DNA methylation catalyzed by DNA methyltransferase plays an important role in many biological processes. However, conventional assays proposed for DNA methyltransferase activity are laborious and discontinuous. We have proposed a novel method for real-time monitoring of the activity and kinetics of Escherichia coli DNA adenine methyltransferase (Dam) using nanopore technique coupled with enzyme-linkage reactions. A double-stranded DNA probe AB having a recognition sequence 5′-GATC-3′ for both Dam and MboI restriction endonuclease was prepared. Dam catalyzed the methylation of substrate probe AB, which blocked the cleavage reaction of MboI, while the absence of Dam resulted in cleavage of nonmethylated probe AB into four ssDNA fragments by MboI. When tested with nanopore, double-stranded methylated probe AB generated long-lived events, distinguished clearly from MboI-cleavage-mediated ssDNA fragments that generated only spikelike events.

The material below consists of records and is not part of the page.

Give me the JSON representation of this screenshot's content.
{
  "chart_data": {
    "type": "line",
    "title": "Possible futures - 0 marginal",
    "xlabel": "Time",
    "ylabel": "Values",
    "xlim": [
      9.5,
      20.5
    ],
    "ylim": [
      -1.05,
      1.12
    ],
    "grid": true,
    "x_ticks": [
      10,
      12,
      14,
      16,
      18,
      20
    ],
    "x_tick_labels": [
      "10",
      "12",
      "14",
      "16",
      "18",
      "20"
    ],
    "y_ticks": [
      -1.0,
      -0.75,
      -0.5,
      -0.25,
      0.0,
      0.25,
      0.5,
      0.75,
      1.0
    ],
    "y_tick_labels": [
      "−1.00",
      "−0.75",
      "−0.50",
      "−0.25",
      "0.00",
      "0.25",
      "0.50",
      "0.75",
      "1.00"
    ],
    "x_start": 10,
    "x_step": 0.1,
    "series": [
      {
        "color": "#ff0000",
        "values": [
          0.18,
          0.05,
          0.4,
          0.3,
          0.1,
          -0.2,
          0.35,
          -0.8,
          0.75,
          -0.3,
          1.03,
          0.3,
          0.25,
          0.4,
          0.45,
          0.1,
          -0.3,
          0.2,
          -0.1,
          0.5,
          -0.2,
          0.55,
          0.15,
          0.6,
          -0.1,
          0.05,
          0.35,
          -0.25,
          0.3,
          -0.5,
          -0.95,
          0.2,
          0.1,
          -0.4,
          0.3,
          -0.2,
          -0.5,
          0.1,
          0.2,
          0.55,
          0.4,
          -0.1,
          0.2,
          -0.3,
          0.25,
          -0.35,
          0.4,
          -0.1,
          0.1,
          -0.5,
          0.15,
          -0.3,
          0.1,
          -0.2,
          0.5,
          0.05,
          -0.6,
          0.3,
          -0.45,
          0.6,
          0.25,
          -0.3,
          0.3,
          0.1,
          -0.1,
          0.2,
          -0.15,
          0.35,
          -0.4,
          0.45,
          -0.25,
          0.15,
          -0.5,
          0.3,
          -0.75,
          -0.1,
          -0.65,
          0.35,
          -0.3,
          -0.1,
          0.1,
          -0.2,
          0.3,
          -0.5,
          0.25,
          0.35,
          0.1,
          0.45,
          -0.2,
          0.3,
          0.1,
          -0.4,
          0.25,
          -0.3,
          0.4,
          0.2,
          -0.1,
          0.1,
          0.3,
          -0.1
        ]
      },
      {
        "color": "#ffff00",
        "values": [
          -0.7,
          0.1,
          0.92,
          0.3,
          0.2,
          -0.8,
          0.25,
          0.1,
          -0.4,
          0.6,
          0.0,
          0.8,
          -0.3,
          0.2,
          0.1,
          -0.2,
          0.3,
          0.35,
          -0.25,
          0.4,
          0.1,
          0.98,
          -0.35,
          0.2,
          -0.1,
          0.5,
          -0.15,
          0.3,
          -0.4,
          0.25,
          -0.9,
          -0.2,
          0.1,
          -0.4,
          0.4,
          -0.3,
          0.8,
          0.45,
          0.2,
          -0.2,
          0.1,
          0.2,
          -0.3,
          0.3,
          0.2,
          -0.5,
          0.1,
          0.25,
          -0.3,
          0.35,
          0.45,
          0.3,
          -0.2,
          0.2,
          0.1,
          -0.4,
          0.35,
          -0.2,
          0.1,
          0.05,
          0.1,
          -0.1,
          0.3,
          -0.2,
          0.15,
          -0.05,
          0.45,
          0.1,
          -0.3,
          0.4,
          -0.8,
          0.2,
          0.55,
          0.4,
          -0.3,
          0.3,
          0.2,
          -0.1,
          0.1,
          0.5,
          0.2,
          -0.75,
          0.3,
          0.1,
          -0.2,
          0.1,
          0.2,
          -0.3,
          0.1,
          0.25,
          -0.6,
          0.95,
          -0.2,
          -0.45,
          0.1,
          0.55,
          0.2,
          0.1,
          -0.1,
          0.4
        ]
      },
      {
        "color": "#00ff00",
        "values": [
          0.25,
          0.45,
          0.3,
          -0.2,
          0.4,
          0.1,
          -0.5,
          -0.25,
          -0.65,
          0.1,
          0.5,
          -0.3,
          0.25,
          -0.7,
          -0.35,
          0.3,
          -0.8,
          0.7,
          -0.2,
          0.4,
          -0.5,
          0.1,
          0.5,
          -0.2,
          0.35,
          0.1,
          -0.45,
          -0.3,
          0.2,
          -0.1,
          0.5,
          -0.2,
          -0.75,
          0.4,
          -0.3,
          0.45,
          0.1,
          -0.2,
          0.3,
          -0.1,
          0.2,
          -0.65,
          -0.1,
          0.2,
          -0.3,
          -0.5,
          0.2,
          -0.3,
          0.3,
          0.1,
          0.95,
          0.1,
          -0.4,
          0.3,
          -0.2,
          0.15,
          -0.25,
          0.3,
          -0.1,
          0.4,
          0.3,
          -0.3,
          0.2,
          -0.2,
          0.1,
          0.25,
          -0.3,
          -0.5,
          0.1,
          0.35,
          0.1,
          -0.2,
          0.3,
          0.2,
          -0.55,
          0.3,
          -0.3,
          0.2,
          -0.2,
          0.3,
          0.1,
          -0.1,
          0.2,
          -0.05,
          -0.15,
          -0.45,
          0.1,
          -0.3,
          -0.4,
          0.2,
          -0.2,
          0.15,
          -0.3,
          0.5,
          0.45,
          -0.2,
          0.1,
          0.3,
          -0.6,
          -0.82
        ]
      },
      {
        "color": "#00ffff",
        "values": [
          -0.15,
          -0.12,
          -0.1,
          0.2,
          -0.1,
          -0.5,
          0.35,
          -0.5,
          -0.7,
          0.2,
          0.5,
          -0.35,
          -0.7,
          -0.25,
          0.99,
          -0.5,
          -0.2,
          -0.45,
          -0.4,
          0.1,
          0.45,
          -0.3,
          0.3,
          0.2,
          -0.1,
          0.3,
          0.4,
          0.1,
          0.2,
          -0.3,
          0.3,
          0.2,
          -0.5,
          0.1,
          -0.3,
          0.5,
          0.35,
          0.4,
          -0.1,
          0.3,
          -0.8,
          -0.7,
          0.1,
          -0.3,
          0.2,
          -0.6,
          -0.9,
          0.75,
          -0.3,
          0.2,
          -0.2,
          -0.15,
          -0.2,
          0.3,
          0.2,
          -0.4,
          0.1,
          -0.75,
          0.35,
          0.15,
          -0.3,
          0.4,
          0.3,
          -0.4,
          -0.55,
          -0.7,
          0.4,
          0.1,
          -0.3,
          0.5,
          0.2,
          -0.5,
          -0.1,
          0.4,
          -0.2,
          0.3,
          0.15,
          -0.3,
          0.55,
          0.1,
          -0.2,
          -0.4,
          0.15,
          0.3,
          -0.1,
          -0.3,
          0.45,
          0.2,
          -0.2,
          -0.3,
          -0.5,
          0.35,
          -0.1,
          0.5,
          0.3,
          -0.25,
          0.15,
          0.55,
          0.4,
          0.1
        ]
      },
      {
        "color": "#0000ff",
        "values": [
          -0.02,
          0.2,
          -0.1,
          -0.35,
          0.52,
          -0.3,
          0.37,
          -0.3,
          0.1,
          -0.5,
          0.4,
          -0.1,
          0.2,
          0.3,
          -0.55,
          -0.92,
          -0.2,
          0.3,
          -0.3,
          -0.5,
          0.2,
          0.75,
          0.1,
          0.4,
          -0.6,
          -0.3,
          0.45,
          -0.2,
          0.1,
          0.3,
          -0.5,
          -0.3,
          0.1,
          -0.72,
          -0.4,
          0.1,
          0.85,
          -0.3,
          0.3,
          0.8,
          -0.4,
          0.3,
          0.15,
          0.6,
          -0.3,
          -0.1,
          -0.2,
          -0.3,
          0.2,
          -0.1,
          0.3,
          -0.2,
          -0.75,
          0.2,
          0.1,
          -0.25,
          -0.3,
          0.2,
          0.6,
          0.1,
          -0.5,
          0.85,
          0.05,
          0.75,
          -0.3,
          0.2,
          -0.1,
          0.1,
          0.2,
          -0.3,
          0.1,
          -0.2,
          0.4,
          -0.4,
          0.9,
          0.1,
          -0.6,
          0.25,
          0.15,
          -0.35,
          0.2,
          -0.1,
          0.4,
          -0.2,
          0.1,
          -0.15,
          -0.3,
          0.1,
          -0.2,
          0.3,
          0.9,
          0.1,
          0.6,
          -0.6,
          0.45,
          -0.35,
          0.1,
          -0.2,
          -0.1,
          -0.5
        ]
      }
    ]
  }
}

The proposed method has a detection limit of 0.03 U/mL for Dam in a short assay time of about 150 min. This sensing system is easy to perform, simple to design and circumvents the use of radioactive substances, resulting in efficient detection of the activity of Dam even in complex matrixes like human serum sample. Furthermore, it has the potential to screen Dam-targeted inhibitor drugs which may assist in the discovery of new anticancer medicines. This method is general and could be extended easily for monitoring activity of a wide variety of methyltransferases by coupling with their corresponding methylation-sensitive endonucleases.